That's the Spirit is an American short musical film released in 1933. It features an African American cast starring Noble Sissle and was directed by Roy Mack. The Vitaphone film was distributed by Warner Brothers. The film survives. 

That's the Spirit includes Noble Sissle Orchestra performing "Tiger Rag", Jack Carter singing "Saint Louis Blues", Cora LaRedd dancing and singing to "Jig Time" and the Washboard Stompers performing "Stomp".

It has been described as "one of the greatest all-black jazz shorts ever made." The plot features Mantan Moreland and Flournoy Miller as two watchmen who hear singing from a haunted pawn shop. A miniature jazz band comes to life led by Noble Sissle and featuring clarinetist Buster Bailey. Cora LaRedd sings and dances to "Jig Time".

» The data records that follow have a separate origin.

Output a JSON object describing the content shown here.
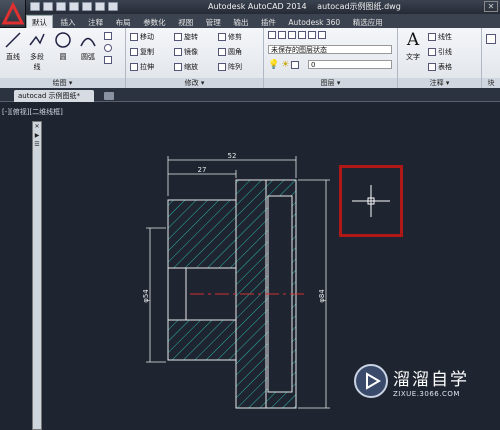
{
  "window": {
    "app_title": "Autodesk AutoCAD 2014",
    "file_title": "autocad示例图纸.dwg",
    "close_label": "✕"
  },
  "tabs": [
    "默认",
    "插入",
    "注释",
    "布局",
    "参数化",
    "视图",
    "管理",
    "输出",
    "插件",
    "Autodesk 360",
    "精选应用"
  ],
  "ribbon": {
    "draw": {
      "title": "绘图 ▾",
      "line": "直线",
      "polyline": "多段线",
      "circle": "圆",
      "arc": "圆弧"
    },
    "modify": {
      "title": "修改 ▾",
      "move": "移动",
      "rotate": "旋转",
      "trim": "修剪",
      "copy": "复制",
      "mirror": "镜像",
      "fillet": "圆角",
      "stretch": "拉伸",
      "scale": "缩放",
      "array": "阵列"
    },
    "layers": {
      "title": "图层 ▾",
      "state": "未保存的图层状态",
      "current": "0"
    },
    "annotation": {
      "title": "注释 ▾",
      "text": "文字",
      "linear": "线性",
      "leader": "引线",
      "table": "表格"
    },
    "block": {
      "title": "块"
    }
  },
  "doc_tab": "autocad 示例图纸*",
  "viewport_label": "[-][俯视][二维线框]",
  "palette_glyphs": [
    "✕",
    "▶",
    "☰"
  ],
  "dimensions": {
    "overall_width": "52",
    "partial_width": "27",
    "diameter_left": "φ54",
    "diameter_right": "φ84"
  },
  "watermark": {
    "main": "溜溜自学",
    "sub": "ZIXUE.3066.COM"
  },
  "colors": {
    "canvas": "#1e2430",
    "hatch": "#2fb3a8",
    "dimension": "#e8e8e8",
    "centerline": "#d03030",
    "highlight": "#b01818"
  }
}
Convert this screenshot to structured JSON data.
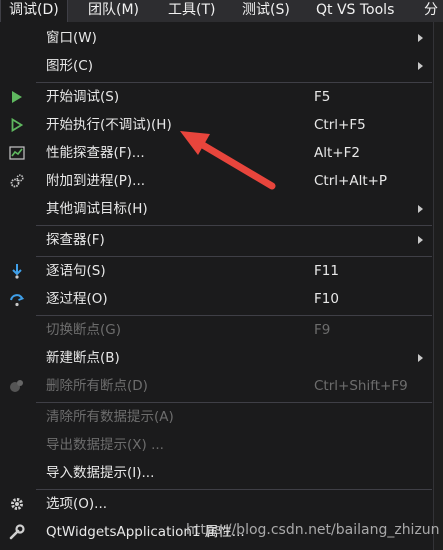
{
  "menubar": {
    "items": [
      {
        "label": "调试(D)"
      },
      {
        "label": "团队(M)"
      },
      {
        "label": "工具(T)"
      },
      {
        "label": "测试(S)"
      },
      {
        "label": "Qt VS Tools"
      },
      {
        "label": "分"
      }
    ]
  },
  "menu": {
    "items": [
      {
        "label": "窗口(W)",
        "shortcut": "",
        "icon": "",
        "submenu": true,
        "enabled": true
      },
      {
        "label": "图形(C)",
        "shortcut": "",
        "icon": "",
        "submenu": true,
        "enabled": true
      },
      {
        "label": "开始调试(S)",
        "shortcut": "F5",
        "icon": "play-filled-icon",
        "submenu": false,
        "enabled": true
      },
      {
        "label": "开始执行(不调试)(H)",
        "shortcut": "Ctrl+F5",
        "icon": "play-outline-icon",
        "submenu": false,
        "enabled": true
      },
      {
        "label": "性能探查器(F)...",
        "shortcut": "Alt+F2",
        "icon": "performance-icon",
        "submenu": false,
        "enabled": true
      },
      {
        "label": "附加到进程(P)...",
        "shortcut": "Ctrl+Alt+P",
        "icon": "attach-gears-icon",
        "submenu": false,
        "enabled": true
      },
      {
        "label": "其他调试目标(H)",
        "shortcut": "",
        "icon": "",
        "submenu": true,
        "enabled": true
      },
      {
        "label": "探查器(F)",
        "shortcut": "",
        "icon": "",
        "submenu": true,
        "enabled": true
      },
      {
        "label": "逐语句(S)",
        "shortcut": "F11",
        "icon": "step-into-icon",
        "submenu": false,
        "enabled": true
      },
      {
        "label": "逐过程(O)",
        "shortcut": "F10",
        "icon": "step-over-icon",
        "submenu": false,
        "enabled": true
      },
      {
        "label": "切换断点(G)",
        "shortcut": "F9",
        "icon": "",
        "submenu": false,
        "enabled": false
      },
      {
        "label": "新建断点(B)",
        "shortcut": "",
        "icon": "",
        "submenu": true,
        "enabled": true
      },
      {
        "label": "删除所有断点(D)",
        "shortcut": "Ctrl+Shift+F9",
        "icon": "delete-breakpoints-icon",
        "submenu": false,
        "enabled": false
      },
      {
        "label": "清除所有数据提示(A)",
        "shortcut": "",
        "icon": "",
        "submenu": false,
        "enabled": false
      },
      {
        "label": "导出数据提示(X) ...",
        "shortcut": "",
        "icon": "",
        "submenu": false,
        "enabled": false
      },
      {
        "label": "导入数据提示(I)...",
        "shortcut": "",
        "icon": "",
        "submenu": false,
        "enabled": true
      },
      {
        "label": "选项(O)...",
        "shortcut": "",
        "icon": "gear-icon",
        "submenu": false,
        "enabled": true
      },
      {
        "label": "QtWidgetsApplication1 属性...",
        "shortcut": "",
        "icon": "wrench-icon",
        "submenu": false,
        "enabled": true
      }
    ]
  },
  "watermark": "https://blog.csdn.net/bailang_zhizun",
  "colors": {
    "accent_green": "#5fb85f",
    "accent_blue": "#3f9fe8",
    "callout_red": "#e8453c"
  }
}
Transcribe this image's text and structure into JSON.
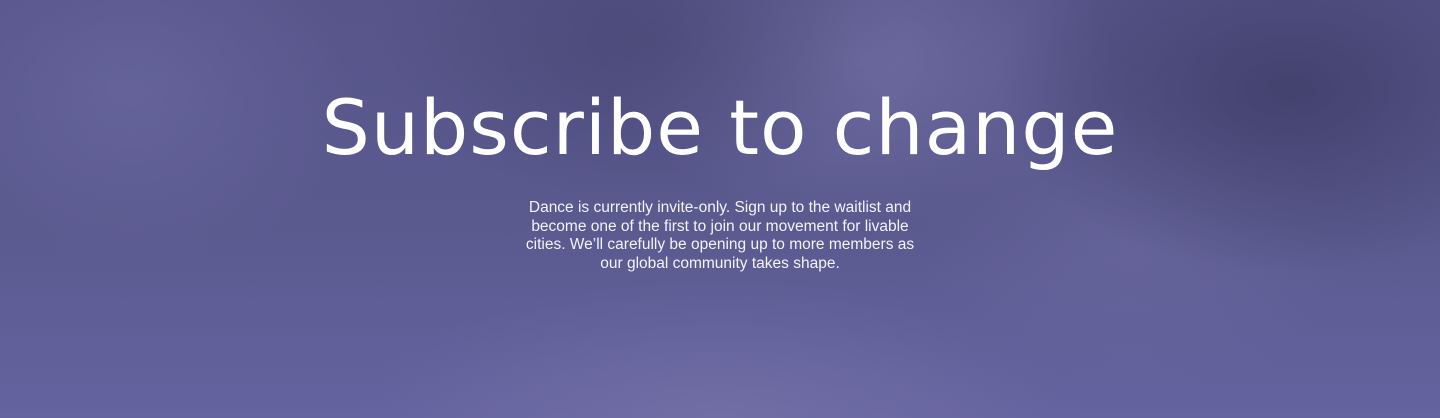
{
  "hero": {
    "title": "Subscribe to change",
    "description": "Dance is currently invite-only. Sign up to the waitlist and become one of the first to join our movement for livable cities. We’ll carefully be opening up to more members as our global community takes shape."
  },
  "colors": {
    "background": "#5c5a8e",
    "text": "#ffffff"
  }
}
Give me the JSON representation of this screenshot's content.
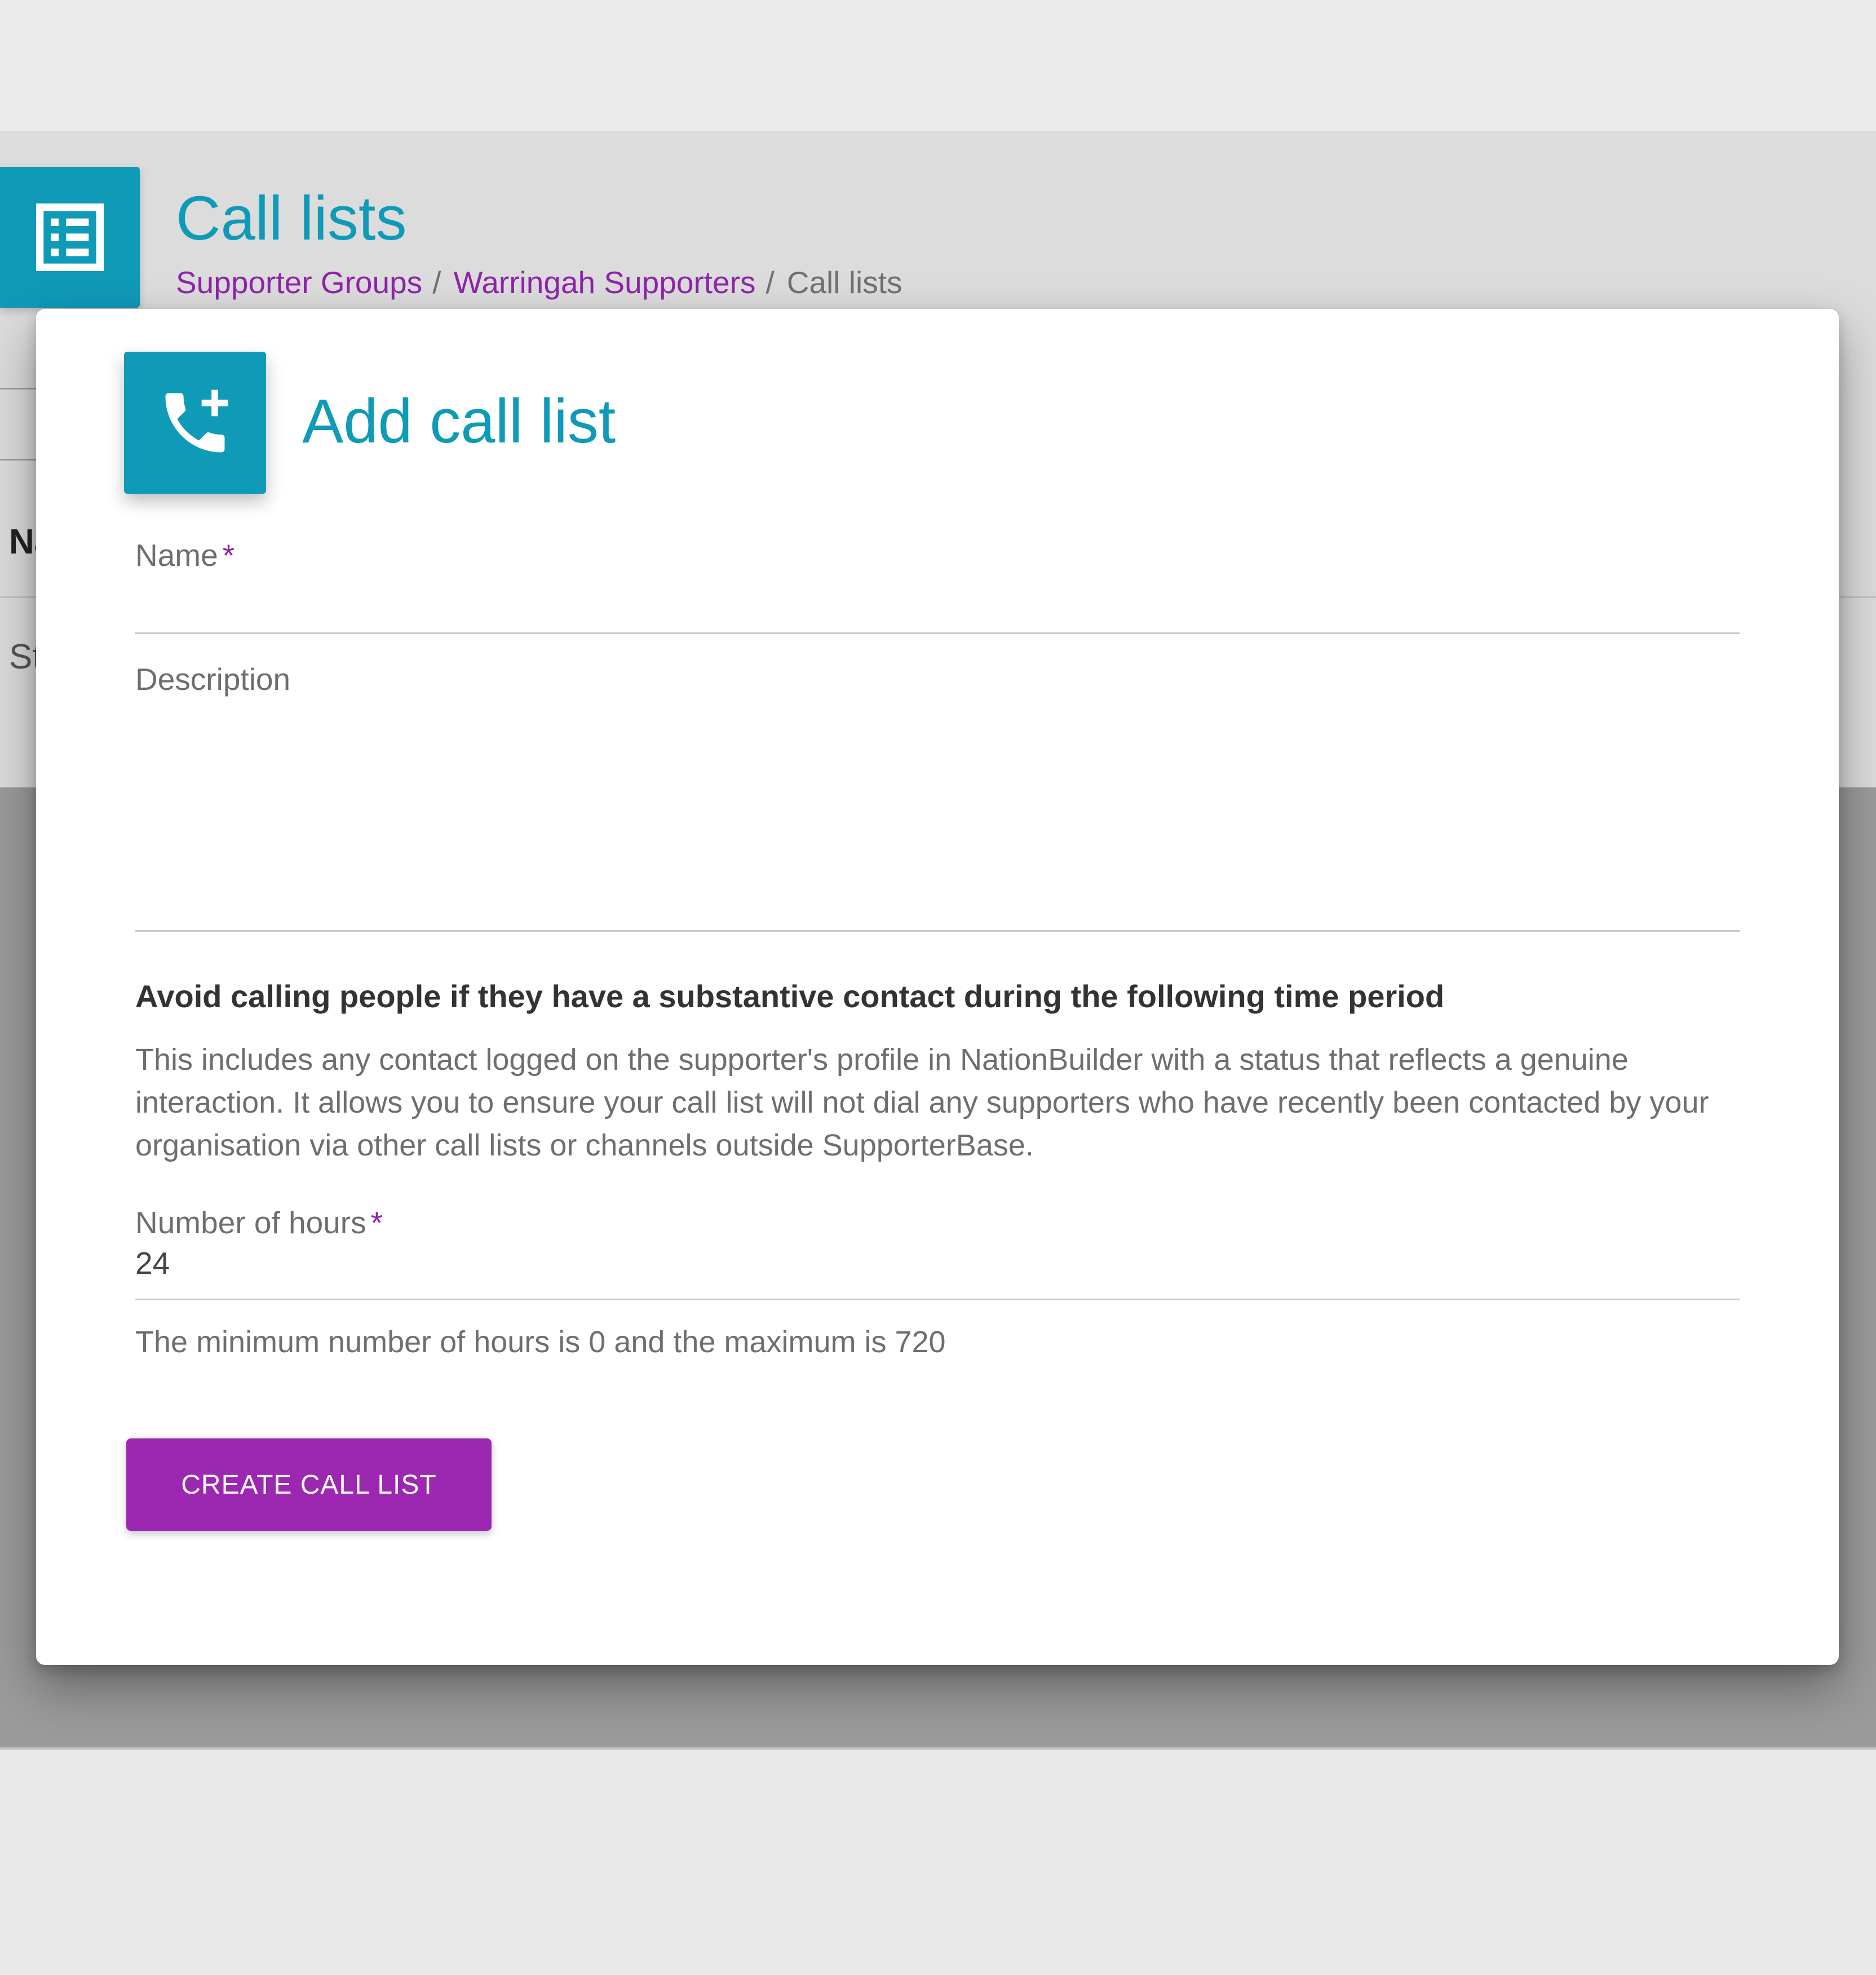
{
  "page": {
    "title": "Call lists",
    "breadcrumb": [
      {
        "label": "Supporter Groups"
      },
      {
        "label": "Warringah Supporters"
      },
      {
        "label": "Call lists"
      }
    ],
    "breadcrumb_separator": "/",
    "icon": "list-icon",
    "background_partial_texts": {
      "column_header": "Na",
      "row_text": "St"
    }
  },
  "modal": {
    "title": "Add call list",
    "icon": "add-call-icon",
    "name_field": {
      "label": "Name",
      "required_mark": "*",
      "value": ""
    },
    "description_field": {
      "label": "Description",
      "value": ""
    },
    "section_heading": "Avoid calling people if they have a substantive contact during the following time period",
    "section_body": "This includes any contact logged on the supporter's profile in NationBuilder with a status that reflects a genuine interaction. It allows you to ensure your call list will not dial any supporters who have recently been contacted by your organisation via other call lists or channels outside SupporterBase.",
    "hours_field": {
      "label": "Number of hours",
      "required_mark": "*",
      "value": "24"
    },
    "hint": "The minimum number of hours is 0 and the maximum is 720",
    "create_button": "CREATE CALL LIST"
  },
  "colors": {
    "accent": "#0f9ab7",
    "link": "#8e24aa",
    "button": "#9c27b0"
  }
}
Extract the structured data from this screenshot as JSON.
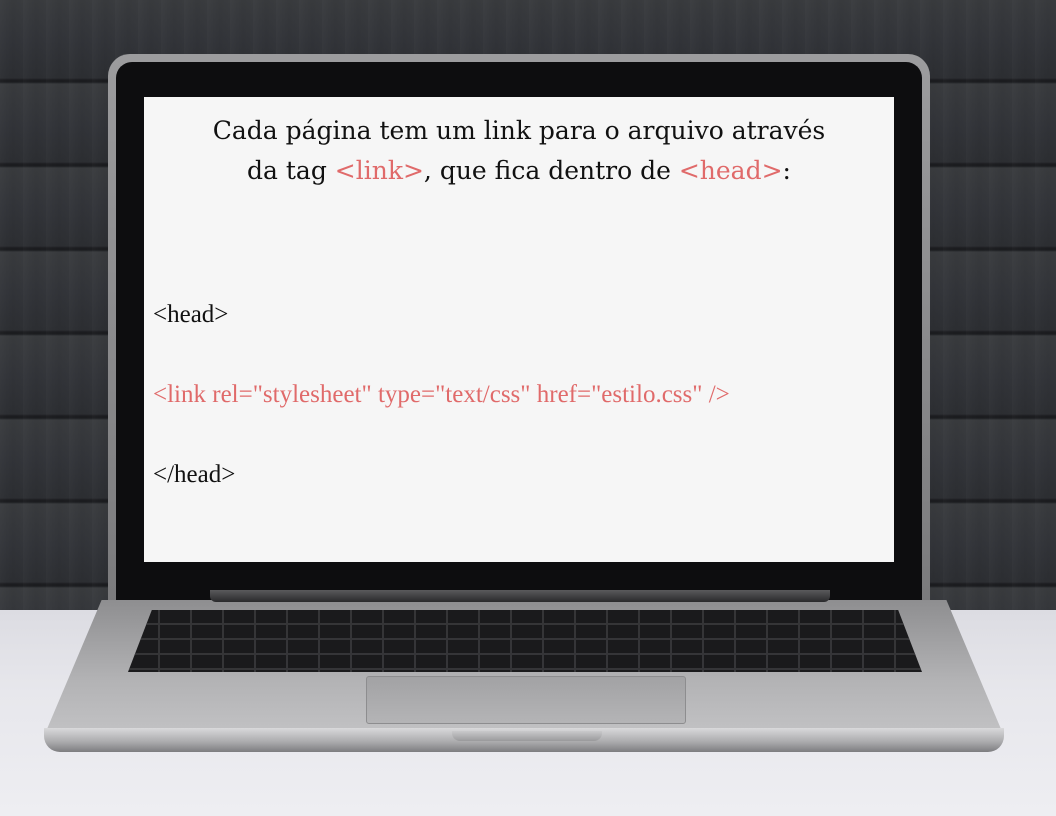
{
  "screen": {
    "intro_line1": "Cada página tem um link para o arquivo através",
    "intro_line2_before": "da tag ",
    "intro_tag_link": "<link>",
    "intro_line2_middle": ", que fica dentro de ",
    "intro_tag_head": "<head>",
    "intro_line2_end": ":",
    "code": {
      "open_head": "<head>",
      "link_line": "<link rel=\"stylesheet\" type=\"text/css\" href=\"estilo.css\" />",
      "close_head": "</head>"
    }
  },
  "colors": {
    "highlight": "#e06a6a",
    "text": "#111111",
    "screen_background": "#f6f6f6"
  }
}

The film includes various special effect gags repeated to ghostly apparitions. It is believed to be Mantan Moreland's first film.

That's the Spirit was included in a jazz program at Festival of the Arts at Wilmington College in 1968.

Cast
Noble Sissle as band leader
Mantan Moreland as Night Watchman
F. E. Miller as Night Watchman
Buster Bailey performing on clarinet
Cora La Redd as singer and dancer
Washboard Serenaders

Reception 
A Variety review was largely critical of the film. “Noble Sissle and his band of colored musicians are no appealing sights on the screen to general theatre audiences. Where the shadowy effects are used, okay. Therefore, no particularly keen screen fare is this short".